Katrin Sandmann 04 - Blutsonne
Oder sie haben ihm persönlich etwas angetan.«
»Eine Kindergärtnerin, ein Bankangestellter und ein Polizist?« Roberta schüttelte den Kopf.
»Warum nicht?«, gab Katrin zurück. »Warum sollten die keinen Dreck am Stecken haben? Nur weil sie so normal sind?«
»Dann hätte er sie aber auch ganz einfach anzeigen können, oder?«
Katrin ließ sich nicht aus dem Konzept bringen. »Vielleicht hat man ihm nicht geglaubt. Oder die Strafe, die das Gesetz in solchen Fällen vorsieht, war ihm nicht hart genug. Kann doch sein, dass es etwas war, das sie ihm angetan haben und das für ihn ganz furchtbar war, aber für den Rest der Welt nicht, und jetzt hat er sich gerächt.«
»Und das findest du nicht irre?«
»Doch!« Katrin stöhnte. »Aber es steckt System dahinter. Eine persönliche Beziehung zwischen dem Täter und den Opfern. Und das bedeutet, dass es auch eine Beziehung zwischen den drei Opfern gibt, irgendetwas müssen sie gemeinsam haben.«
Manfred setzte sich zu Katrin auf die Couch und nahm sie in den Arm. »Ich glaube, Katrin hat recht. Da befindet sich jemand auf einem persönlichen Rachefeldzug. Möglich, dass die drei gemeinsam etwas verbrochen haben. Und jetzt müssen sie dafür bezahlen.«
»Kann natürlich auch alles ganz anders sein«, meinte Katrin jetzt. »Wäre schließlich auch möglich, dass wir es mit zwei verschiedenen Tätern zu tun haben.« Sie beugte sich nach vorn und lugte in die Teekanne, die auf dem Fußboden stand. »Leer«, stellte sie fest.

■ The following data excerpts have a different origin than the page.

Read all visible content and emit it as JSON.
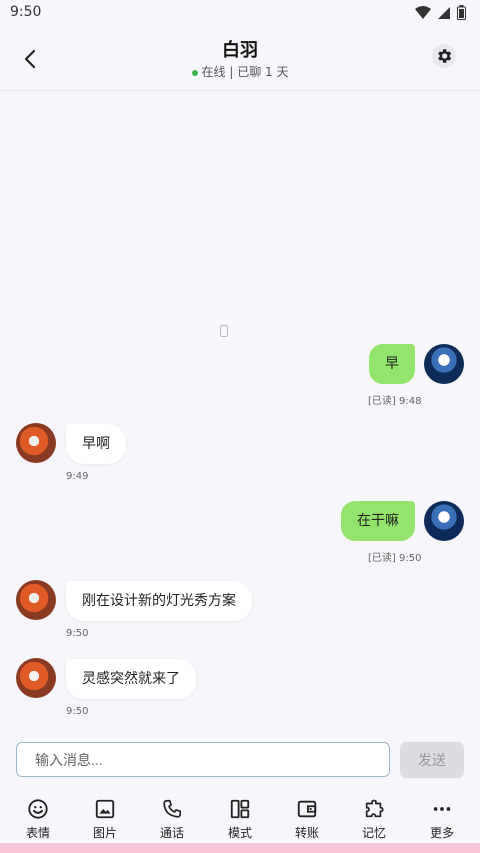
{
  "status": {
    "time": "9:50"
  },
  "header": {
    "title": "白羽",
    "subtitle": "在线 | 已聊 1 天"
  },
  "messages": [
    {
      "side": "out",
      "text": "早",
      "meta": "[已读] 9:48"
    },
    {
      "side": "in",
      "text": "早啊",
      "meta": "9:49"
    },
    {
      "side": "out",
      "text": "在干嘛",
      "meta": "[已读] 9:50"
    },
    {
      "side": "in",
      "text": "刚在设计新的灯光秀方案",
      "meta": "9:50"
    },
    {
      "side": "in",
      "text": "灵感突然就来了",
      "meta": "9:50"
    }
  ],
  "composer": {
    "placeholder": "输入消息...",
    "send_label": "发送"
  },
  "toolbar": {
    "items": [
      {
        "label": "表情",
        "icon": "smiley-icon"
      },
      {
        "label": "图片",
        "icon": "image-icon"
      },
      {
        "label": "通话",
        "icon": "phone-icon"
      },
      {
        "label": "模式",
        "icon": "layout-icon"
      },
      {
        "label": "转账",
        "icon": "wallet-icon"
      },
      {
        "label": "记忆",
        "icon": "puzzle-icon"
      },
      {
        "label": "更多",
        "icon": "more-icon"
      }
    ]
  },
  "colors": {
    "outgoing_bubble": "#93e36d",
    "online_dot": "#3bb54a"
  }
}
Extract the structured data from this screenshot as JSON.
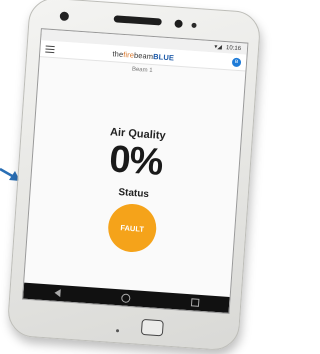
{
  "status_bar": {
    "time": "10:16",
    "signal": "▾◢"
  },
  "app_bar": {
    "brand_part1": "the",
    "brand_part2": "fire",
    "brand_part3": "beam",
    "brand_part4": "BLUE",
    "bluetooth_glyph": "ʙ"
  },
  "subtitle": "Beam 1",
  "air_quality": {
    "label": "Air Quality",
    "value": "0%"
  },
  "status": {
    "label": "Status",
    "button_label": "FAULT",
    "button_color": "#f5a31a"
  },
  "icons": [
    "arrow-icon",
    "menu-icon",
    "bluetooth-icon",
    "back-icon",
    "home-icon",
    "recents-icon"
  ]
}
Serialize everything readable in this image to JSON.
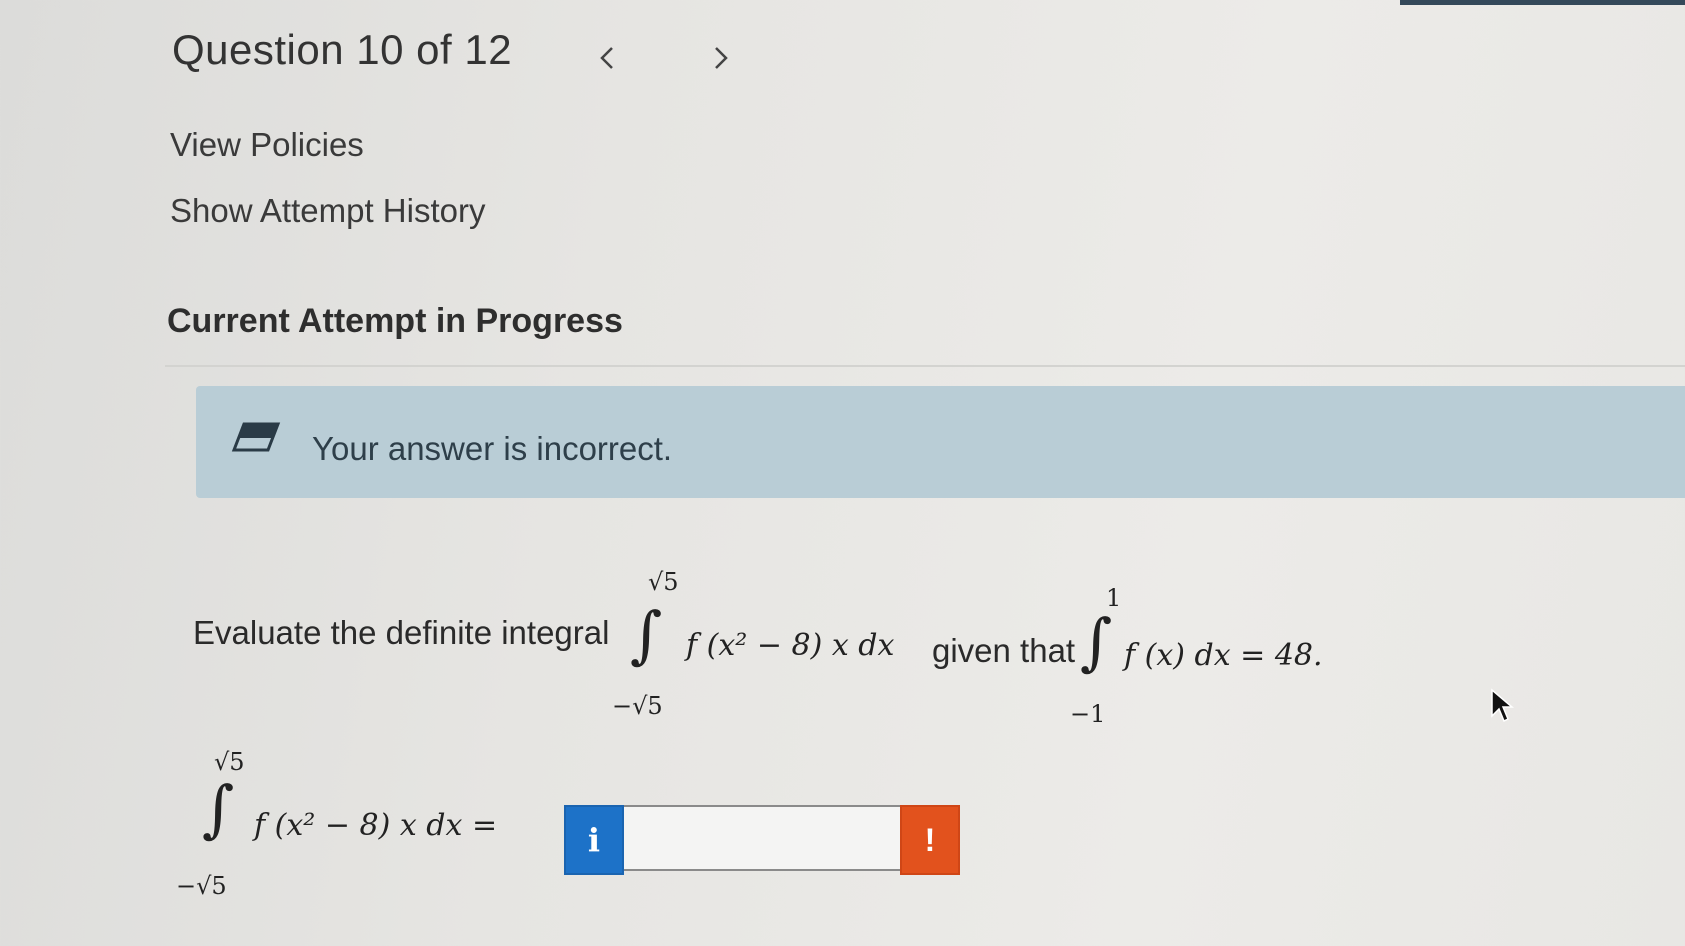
{
  "header": {
    "title": "Question 10 of 12",
    "prev_icon": "chevron-left-icon",
    "next_icon": "chevron-right-icon"
  },
  "links": {
    "view_policies": "View Policies",
    "show_attempt_history": "Show Attempt History"
  },
  "section": {
    "title": "Current Attempt in Progress"
  },
  "feedback": {
    "icon": "eraser-icon",
    "message": "Your answer is incorrect.",
    "color": "#b9cdd6"
  },
  "question": {
    "prompt": "Evaluate the definite integral",
    "integral_upper": "√5",
    "integral_lower": "−√5",
    "integrand": "f (x² − 8) x dx",
    "given_text": "given that",
    "given_upper": "1",
    "given_lower": "−1",
    "given_integrand": "f (x) dx = 48."
  },
  "answer": {
    "lhs_upper": "√5",
    "lhs_lower": "−√5",
    "lhs_integrand": "f (x² − 8) x dx =",
    "value": "",
    "info_label": "i",
    "warn_label": "!",
    "info_color": "#1d72c8",
    "warn_color": "#e2521d"
  }
}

Roberta stand auf. »Ich mach neuen.« Sie hob die Kanne vom Boden auf. »Wie meinst du das mit zwei Tätern?«, fragte sie dabei.
»Ganz einfach: Dieser Hofleitner ist doch schuldig. Und irgendein irrer Trittbrettfahrer hat sich an ihn drangehängt.«
»Oder jemand«, fiel Manfred ein, »der schon länger jemanden loswerden wollte und jetzt die einmalige Chance sah, das einem verrückten Serienkiller anzuhängen.«
Roberta seufzte. »Das ist mir zu kompliziert«, murmelte sie und verschwand in der Küche. Manfred sah Katrin an. »Du kommst ja wohl nicht auf die Idee, auf eigene Faust ein bisschen rumzuschnüffeln, oder?«
Katrin gab ihm einen Kuss auf die Nase. »Was dir so alles einfällt! Wie kommst du nur darauf?«
*
»Wenn du sie weiter so zuschüttest, werden sie ertrinken«, verkündete Rita Schmitt.
Halverstett zuckte zusammen und stellte die Kanne weg. Doch es war bereits zu spät. Die fünf kleinen Kakteen, die die Fensterbank ihres Büros auf der zweiten Etage des Polizeipräsidiums in Düsseldorf zierten, schwammen bereits bis zum Topfrand in kleinen Tümpeln.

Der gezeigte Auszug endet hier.